Pas tant anachronique que ça (si le succès du remake de King Kong deux ans plus tôt constitue tout de même une courte légitimité pour remettre en selles le films de monstres antédiluviens, les récentes et continentales contributions de Kevin Connor* avaient pour ainsi dire réouvert la brèche spatio-temporelle) et même ouvertement emprunt de titres tels La Planète des Singes, c'est surtout la dimension startreko-cosmosmilneufcentquatrevingtdixneufienne qui saute aux yeux, devant le spectacle anémique que s'avère être La Planète des Dinosaures. Des deux séries majeures de la SF télévisuelle tournées dans un hangar, le titre retient bien sûr les vastes notions d'équipage intersidéral et un dress code spatial où le pyjama multicolore est d'incontournable mise, mais aussi les flous internes quant aux autorités en place (Kirk est le boss, mais Spock indubitablement le brain, non ? Ben là c'est pareil, entre le fallot guy in charge et son lieutenant !).

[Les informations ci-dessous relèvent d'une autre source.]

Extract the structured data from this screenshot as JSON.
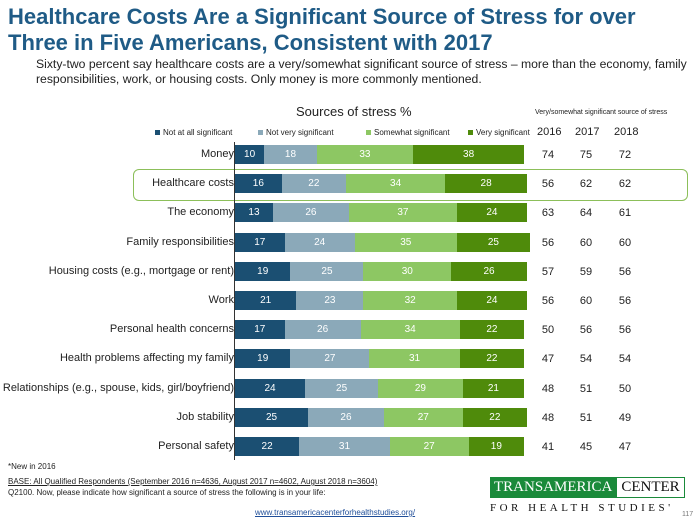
{
  "title_lines": [
    "Healthcare Costs Are a Significant Source of Stress for over",
    "Three in Five Americans, Consistent with 2017"
  ],
  "subtitle": "Sixty-two percent say healthcare costs are a very/somewhat significant source of stress – more than the economy, family responsibilities, work, or housing costs.  Only money is more commonly mentioned.",
  "chart_data": {
    "type": "bar",
    "stacked": true,
    "orientation": "horizontal",
    "title": "Sources of stress %",
    "categories": [
      "Money",
      "Healthcare costs",
      "The economy",
      "Family responsibilities",
      "Housing costs (e.g., mortgage or rent)",
      "Work",
      "Personal health concerns",
      "Health problems affecting my family",
      "Relationships (e.g., spouse, kids, girl/boyfriend)",
      "Job stability",
      "Personal safety"
    ],
    "series": [
      {
        "name": "Not at all significant",
        "color": "#1b4f72",
        "values": [
          10,
          16,
          13,
          17,
          19,
          21,
          17,
          19,
          24,
          25,
          22
        ]
      },
      {
        "name": "Not very significant",
        "color": "#8ba9b9",
        "values": [
          18,
          22,
          26,
          24,
          25,
          23,
          26,
          27,
          25,
          26,
          31
        ]
      },
      {
        "name": "Somewhat significant",
        "color": "#8dc763",
        "values": [
          33,
          34,
          37,
          35,
          30,
          32,
          34,
          31,
          29,
          27,
          27
        ]
      },
      {
        "name": "Very significant",
        "color": "#4f8b0b",
        "values": [
          38,
          28,
          24,
          25,
          26,
          24,
          22,
          22,
          21,
          22,
          19
        ]
      }
    ],
    "highlighted": "Healthcare costs",
    "table": {
      "title": "Very/somewhat significant source of stress",
      "years": [
        "2016",
        "2017",
        "2018"
      ],
      "rows": [
        [
          74,
          75,
          72
        ],
        [
          56,
          62,
          62
        ],
        [
          63,
          64,
          61
        ],
        [
          56,
          60,
          60
        ],
        [
          57,
          59,
          56
        ],
        [
          56,
          60,
          56
        ],
        [
          50,
          56,
          56
        ],
        [
          47,
          54,
          54
        ],
        [
          48,
          51,
          50
        ],
        [
          48,
          51,
          49
        ],
        [
          41,
          45,
          47
        ]
      ]
    }
  },
  "footer": {
    "note": "*New in 2016",
    "base": "BASE: All Qualified Respondents (September 2016 n=4636, August 2017 n=4602, August 2018 n=3604)",
    "question": "Q2100. Now, please indicate how significant a source of stress the following is in your life:",
    "link": "www.transamericacenterforhealthstudies.org/",
    "page": "117"
  },
  "logo": {
    "word1": "TRANSAMERICA",
    "word2": "CENTER",
    "line2": "FOR HEALTH STUDIES'"
  }
}
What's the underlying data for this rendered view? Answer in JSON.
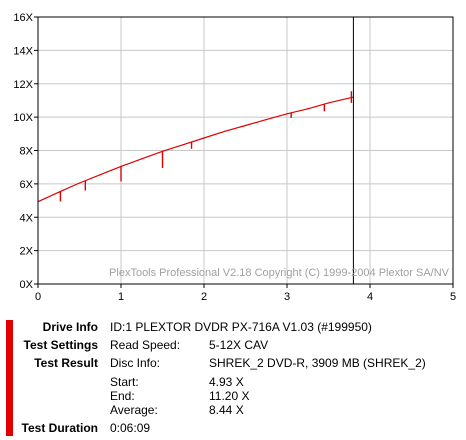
{
  "colors": {
    "curve": "#e00000",
    "marker": "#000000",
    "grid": "#c8c8c8",
    "frame": "#000000",
    "report_bar": "#e00000"
  },
  "chart_data": {
    "type": "line",
    "title": "",
    "xlabel": "",
    "ylabel": "",
    "xlim": [
      0,
      5
    ],
    "ylim": [
      0,
      16
    ],
    "grid": true,
    "x_ticks": [
      "0",
      "1",
      "2",
      "3",
      "4",
      "5"
    ],
    "y_ticks": [
      "0X",
      "2X",
      "4X",
      "6X",
      "8X",
      "10X",
      "12X",
      "14X",
      "16X"
    ],
    "series": [
      {
        "x": [
          0,
          0.25,
          0.5,
          0.75,
          1.0,
          1.25,
          1.5,
          1.75,
          2.0,
          2.25,
          2.5,
          2.75,
          3.0,
          3.25,
          3.5,
          3.8
        ],
        "values": [
          4.93,
          5.5,
          6.05,
          6.55,
          7.05,
          7.5,
          7.95,
          8.35,
          8.75,
          9.15,
          9.5,
          9.85,
          10.2,
          10.5,
          10.85,
          11.2
        ]
      }
    ],
    "dips": [
      {
        "x": 0.27,
        "y": 5.55,
        "depth": 0.6
      },
      {
        "x": 0.57,
        "y": 6.2,
        "depth": 0.6
      },
      {
        "x": 1.0,
        "y": 7.05,
        "depth": 0.9
      },
      {
        "x": 1.5,
        "y": 7.95,
        "depth": 1.0
      },
      {
        "x": 1.85,
        "y": 8.5,
        "depth": 0.4
      },
      {
        "x": 3.05,
        "y": 10.25,
        "depth": 0.3
      },
      {
        "x": 3.45,
        "y": 10.75,
        "depth": 0.4
      }
    ],
    "end_marker_x": 3.8,
    "annotation": "PlexTools Professional V2.18 Copyright (C) 1999-2004 Plextor SA/NV"
  },
  "report": {
    "drive_info_label": "Drive Info",
    "drive_info_value": "ID:1 PLEXTOR DVDR PX-716A V1.03 (#199950)",
    "test_settings_label": "Test Settings",
    "read_speed_label": "Read Speed:",
    "read_speed_value": "5-12X CAV",
    "test_result_label": "Test Result",
    "disc_info_label": "Disc Info:",
    "disc_info_value": "SHREK_2 DVD-R, 3909 MB (SHREK_2)",
    "start_label": "Start:",
    "start_value": "4.93 X",
    "end_label": "End:",
    "end_value": "11.20 X",
    "average_label": "Average:",
    "average_value": "8.44 X",
    "test_duration_label": "Test Duration",
    "test_duration_value": "0:06:09"
  }
}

Si l'affaire relève de ce qu'on appelle avec une paresseuse condescendance le kitsch et si l'esthète irresponsable croira y déceler une patine poétique apportée par le temps, le titre demeure avant toute chose une longue errance passablement ennuyeuse et garnie de personnages stéréotypés, aux réactions guère appropriées ni vraiment déterminantes (l'emmerdeur de la "compagnie" semble par exemple n'essayer que par désoeuvrement de toujours contredire son monde, façon "connard de service"). Ne seraient ces éparses et jolies séquences de pixilation old school (toutes o'brieno-harryhausenniques) introduisant le bestiaire immémorial, la chose ne tournerait qu'à un épisode de Koh-Lanta mou de la rotule, sans une once de vrai thrilling ni la moindre goutte d'érotisme roboratif. Ce qui n'est pas peu dire.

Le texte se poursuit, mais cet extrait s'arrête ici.